After a 50-Year Hiatus, the Shelby Daytona Is Back
Everyone knows the Shelby Cobra, the ’60s-era supercar with a snarling Ford V8 stuffed under its British bonnet; able to vanquish period Ferraris and inspiring thousands of replica cars. But at the top of the Cobra pyramid are the Daytona Coupes, six legendary cars that dominated international racing in 1964-’65, then seemingly disappeared from public view. While even the most tired Cobras can now fetch over $1 million, the Daytonas have become the unquestioned holy grail of American performance. Daytonas rarely go up for sale, but when the last one sold at auction in 2009, it fetched $7.25 million.
And with good cause. While the Cobra was beautiful in its simplicity, the Daytona is nothing short of a masterpiece. It was designed with one thing in mind: to beat the dominant Ferrari 250 GTO in the FIA’s GT class. While aerodynamics limited the hottest “base” Cobra to around 165 miles per hour, the Daytona, with its slippery aluminum body and distinctive kamm tail could reach 191 miles per hour, an astonishing figure for the era. Not only did it vanquish the mighty GTO, it became one of the first American cars to have success in international competition. It won its class at Le Mans in ’64, Sebring in ’64 and ’65, and a host of other victories at places like Daytona, Monza, and the Nürburgring. Before the end of 1965, it had also set 25 land speed records at the Bonneville Salt Flats. And while Ferrari built nearly 40 GTOs, Shelby’s six cars make its former rival from Modena seem about as common as a used Honda Civic.
But within a few months, there will be about six times as many Shelby Cobra Daytonas roaming the earth, making the GTO the rarer beast. To commemorate the 50th anniversary of its dominant 1965 racing season, Shelby is bringing the Daytona back for a limited run of 50 cars, available with either aluminum or fiberglass bodies.
Compared to Hagerty’s projection that the originals are worth an average $22.3 million today, the new continuation models seem like a steal. Each car will be built to the owner’s specs, with a fiberglass-bodied car starting at $179,995, or an aluminum model starting at nearly twice as much, at $349,995. Because of safety and emissions laws regarding auto manufacturers, the new Daytonas will be sold sans powertrain as a rolling chassis, though you can purchase a period-correct 289 cubic inch Ford V8 separately through Shelby.

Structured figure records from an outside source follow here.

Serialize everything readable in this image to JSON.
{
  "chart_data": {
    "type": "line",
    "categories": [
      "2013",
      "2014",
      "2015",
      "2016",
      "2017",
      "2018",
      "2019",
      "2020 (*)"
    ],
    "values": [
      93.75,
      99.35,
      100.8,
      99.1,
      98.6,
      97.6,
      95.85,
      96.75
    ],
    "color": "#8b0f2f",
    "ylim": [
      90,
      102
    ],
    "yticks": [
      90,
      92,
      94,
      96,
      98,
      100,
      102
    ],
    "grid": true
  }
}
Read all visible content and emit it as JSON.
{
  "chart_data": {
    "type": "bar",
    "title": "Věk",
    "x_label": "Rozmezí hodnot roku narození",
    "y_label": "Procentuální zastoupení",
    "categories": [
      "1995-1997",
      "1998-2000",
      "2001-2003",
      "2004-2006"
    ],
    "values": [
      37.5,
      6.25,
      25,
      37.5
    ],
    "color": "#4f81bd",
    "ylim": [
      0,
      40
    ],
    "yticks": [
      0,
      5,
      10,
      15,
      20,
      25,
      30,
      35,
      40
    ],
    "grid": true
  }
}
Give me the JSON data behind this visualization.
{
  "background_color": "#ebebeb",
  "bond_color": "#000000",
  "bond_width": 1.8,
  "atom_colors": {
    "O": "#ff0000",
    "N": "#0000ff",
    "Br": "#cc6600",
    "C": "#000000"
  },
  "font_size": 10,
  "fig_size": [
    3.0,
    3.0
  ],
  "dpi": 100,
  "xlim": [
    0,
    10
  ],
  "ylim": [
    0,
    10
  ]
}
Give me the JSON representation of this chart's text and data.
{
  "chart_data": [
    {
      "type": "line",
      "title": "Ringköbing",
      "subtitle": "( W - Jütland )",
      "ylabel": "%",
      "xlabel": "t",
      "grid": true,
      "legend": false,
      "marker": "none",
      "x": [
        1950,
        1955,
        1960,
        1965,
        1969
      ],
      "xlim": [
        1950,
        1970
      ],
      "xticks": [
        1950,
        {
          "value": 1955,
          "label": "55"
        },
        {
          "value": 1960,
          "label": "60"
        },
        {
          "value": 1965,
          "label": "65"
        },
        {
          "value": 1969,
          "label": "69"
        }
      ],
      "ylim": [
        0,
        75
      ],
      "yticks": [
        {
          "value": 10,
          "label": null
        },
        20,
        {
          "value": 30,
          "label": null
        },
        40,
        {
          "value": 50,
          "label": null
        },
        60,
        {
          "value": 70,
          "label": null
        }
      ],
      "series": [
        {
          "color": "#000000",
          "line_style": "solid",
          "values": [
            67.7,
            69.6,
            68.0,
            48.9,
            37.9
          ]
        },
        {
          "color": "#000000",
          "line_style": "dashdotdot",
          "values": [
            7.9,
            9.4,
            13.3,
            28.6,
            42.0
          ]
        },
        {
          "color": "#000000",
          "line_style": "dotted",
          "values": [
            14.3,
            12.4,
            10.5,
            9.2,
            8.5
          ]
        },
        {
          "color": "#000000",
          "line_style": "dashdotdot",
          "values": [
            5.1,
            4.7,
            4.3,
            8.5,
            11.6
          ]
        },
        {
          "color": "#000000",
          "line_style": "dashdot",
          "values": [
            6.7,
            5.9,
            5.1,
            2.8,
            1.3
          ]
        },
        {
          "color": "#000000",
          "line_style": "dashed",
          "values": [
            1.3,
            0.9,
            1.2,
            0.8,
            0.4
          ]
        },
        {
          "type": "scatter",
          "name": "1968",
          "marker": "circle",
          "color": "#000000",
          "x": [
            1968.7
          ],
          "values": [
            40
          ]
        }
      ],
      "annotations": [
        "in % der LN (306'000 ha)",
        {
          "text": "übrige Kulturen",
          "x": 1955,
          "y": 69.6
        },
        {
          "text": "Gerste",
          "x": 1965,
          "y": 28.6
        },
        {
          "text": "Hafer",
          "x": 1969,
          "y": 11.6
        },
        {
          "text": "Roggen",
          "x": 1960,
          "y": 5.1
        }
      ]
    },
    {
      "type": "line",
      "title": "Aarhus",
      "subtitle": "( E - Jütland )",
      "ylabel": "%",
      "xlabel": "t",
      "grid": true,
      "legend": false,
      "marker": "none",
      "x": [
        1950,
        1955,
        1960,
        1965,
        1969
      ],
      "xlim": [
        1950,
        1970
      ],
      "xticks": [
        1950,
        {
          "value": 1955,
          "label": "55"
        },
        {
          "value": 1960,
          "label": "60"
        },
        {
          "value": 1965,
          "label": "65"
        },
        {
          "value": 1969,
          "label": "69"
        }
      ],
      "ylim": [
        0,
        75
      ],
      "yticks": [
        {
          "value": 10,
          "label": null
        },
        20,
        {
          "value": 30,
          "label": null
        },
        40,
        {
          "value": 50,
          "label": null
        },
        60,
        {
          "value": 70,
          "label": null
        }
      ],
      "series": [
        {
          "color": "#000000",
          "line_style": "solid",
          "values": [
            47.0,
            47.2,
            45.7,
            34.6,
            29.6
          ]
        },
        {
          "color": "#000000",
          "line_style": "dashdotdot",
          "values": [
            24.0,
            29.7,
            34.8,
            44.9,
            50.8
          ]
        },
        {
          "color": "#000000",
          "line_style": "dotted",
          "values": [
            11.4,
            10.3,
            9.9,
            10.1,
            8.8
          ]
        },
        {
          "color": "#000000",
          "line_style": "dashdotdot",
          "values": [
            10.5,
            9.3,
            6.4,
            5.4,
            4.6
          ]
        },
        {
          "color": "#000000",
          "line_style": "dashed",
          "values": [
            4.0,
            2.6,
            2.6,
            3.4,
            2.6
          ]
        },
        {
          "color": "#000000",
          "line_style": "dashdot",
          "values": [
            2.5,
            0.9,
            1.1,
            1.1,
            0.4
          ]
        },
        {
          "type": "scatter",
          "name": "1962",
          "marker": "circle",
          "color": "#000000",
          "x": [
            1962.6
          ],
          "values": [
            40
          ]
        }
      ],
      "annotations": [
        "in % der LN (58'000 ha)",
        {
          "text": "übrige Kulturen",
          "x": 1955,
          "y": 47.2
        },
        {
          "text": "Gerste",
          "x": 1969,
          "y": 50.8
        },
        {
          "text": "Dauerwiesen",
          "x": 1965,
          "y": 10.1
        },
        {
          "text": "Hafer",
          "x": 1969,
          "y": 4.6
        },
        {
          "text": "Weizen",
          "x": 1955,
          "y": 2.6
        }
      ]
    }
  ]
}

The fiberglass car will be the more civilized of the two, which Shelby says “is true to the spirit of the Coupe, but reimagined as if it had remained in production over the years.” Upgrades include power steering, air conditioning, and power windows and locks. The aluminum-bodied version is nearly identical to the competition cars of 50 years ago, and will be built according to the Daytona’s original blueprints. The resulting car is the closest thing you can get to buying a brand new 1960s GT racer this side of the first Woodstock.
In 2014, the 1964 Daytona prototype became the first car ever to be awarded National Heritage Status by U.S. Department of the Interior, joining artifacts like the Statue of Liberty and the Space Shuttle Discovery as irreplaceable national treasures. The cars have become so valuable that its likely most of them will never see the open road again. That’s a shame, because with the unholy racket these cars make, they should be experienced by as many people as possible. Instead of cheapening the car’s legacy by building some half-assed tribute, it looks like Shelby has done everything right. It may not seem like that big of a deal, but believe us, the world will be a better place with more Daytonas in it.